Happy New Year's! We've had a great, jam-packed year and look forward to the next one. In Munich, they light fireworks [a severe understatement as you'll see below], eat little pink marzipan pigs for good luck and drink a special fire drink (although I don't know what's exactly inside).
Now, here's what I'll add to the above statement after actually going through New Year's Eve in Munich. It's insane. From the middle of the morning on, you could hear anxious party-goers begin lighting their fireworks. Greg even saw them light fireworks in the subway station.
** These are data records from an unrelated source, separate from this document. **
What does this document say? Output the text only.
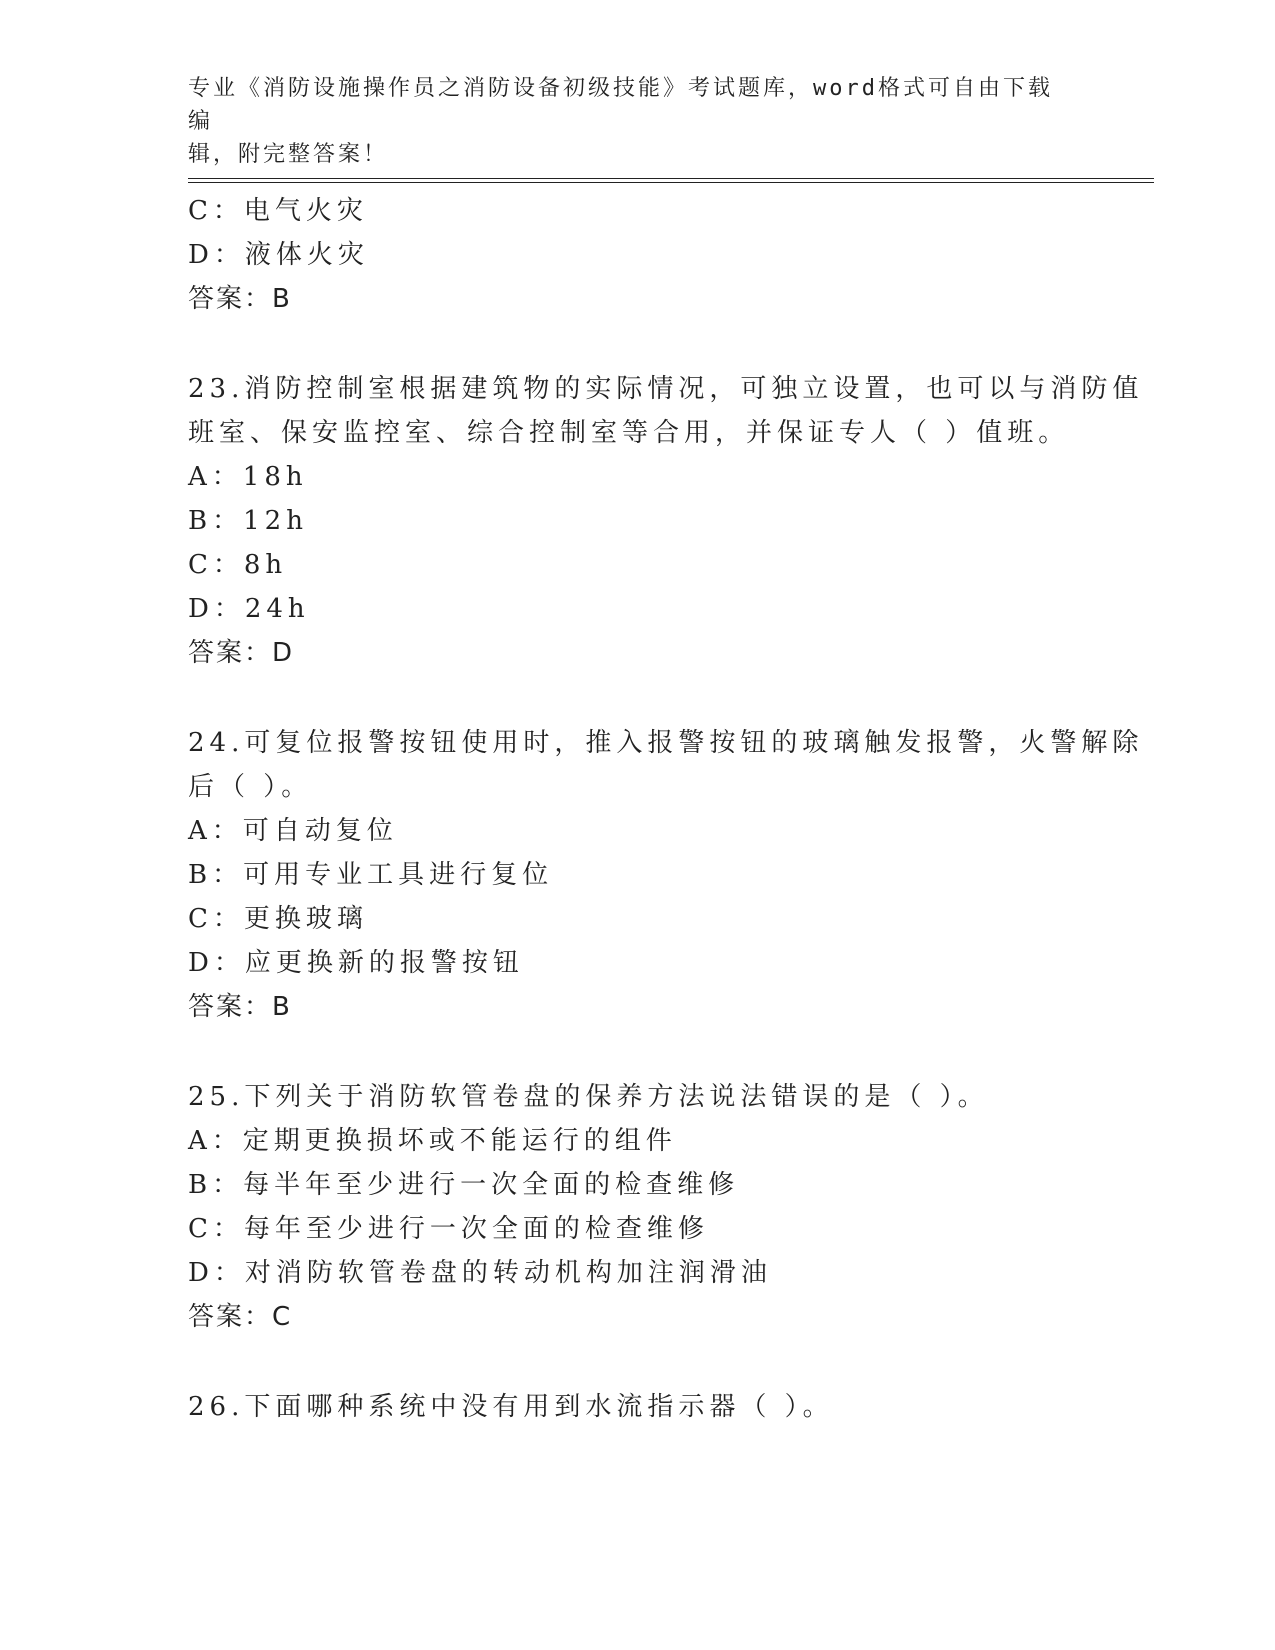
专业《消防设施操作员之消防设备初级技能》考试题库，word格式可自由下载编
辑，附完整答案！
C：电气火灾
D：液体火灾
答案：B
23.消防控制室根据建筑物的实际情况，可独立设置，也可以与消防值
班室、保安监控室、综合控制室等合用，并保证专人（ ）值班。
A：18h
B：12h
C：8h
D：24h
答案：D
24.可复位报警按钮使用时，推入报警按钮的玻璃触发报警，火警解除
后（ ）。
A：可自动复位
B：可用专业工具进行复位
C：更换玻璃
D：应更换新的报警按钮
答案：B
25.下列关于消防软管卷盘的保养方法说法错误的是（ ）。
A：定期更换损坏或不能运行的组件
B：每半年至少进行一次全面的检查维修
C：每年至少进行一次全面的检查维修
D：对消防软管卷盘的转动机构加注润滑油
答案：C
26.下面哪种系统中没有用到水流指示器（ ）。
They were not environmentally friendly or safe when it comes to New Year's Eve, let me tell you.
We couldn't even think about sleeping until after 1 am because everyone on our street had to run out of their fireworks stockpile (enough for any small town USA, no joke). On the good side, we got to see everyone else's fireworks from the safety and warmth of our home. And enjoy we did!!
People had professional fireworks - not just the sparklers and bottle rockets common on the US' Fourth of July. They had the ones that curly cued and squiggled in glittery gold; bright, hot white sparks shot from a free-standing monsterous sparkler; green, red and blue pom-poms burst, then faded into sparkly dust; and streaks of all kinds of color launched into the air. Throughout all this, Scoots thought our house was under siege and remained alert in case he needed to defend his brown blanket.
I don't think I've adequately expressed just HOW MANY fireworks there were going off. From every angle you saw, fireworks were shooting out and they were so close because they were basically were our neighbors' own private fireworks show, every 50 feet or so. Halfway through the fun in the streets, the smoke from the explosions had already settled into a thick fog, obscuring the people below us and the kindergarten yard across the street. It was that crazy.
The Germans definitely rang in the new year with a bang... bangbangbangbang... bang.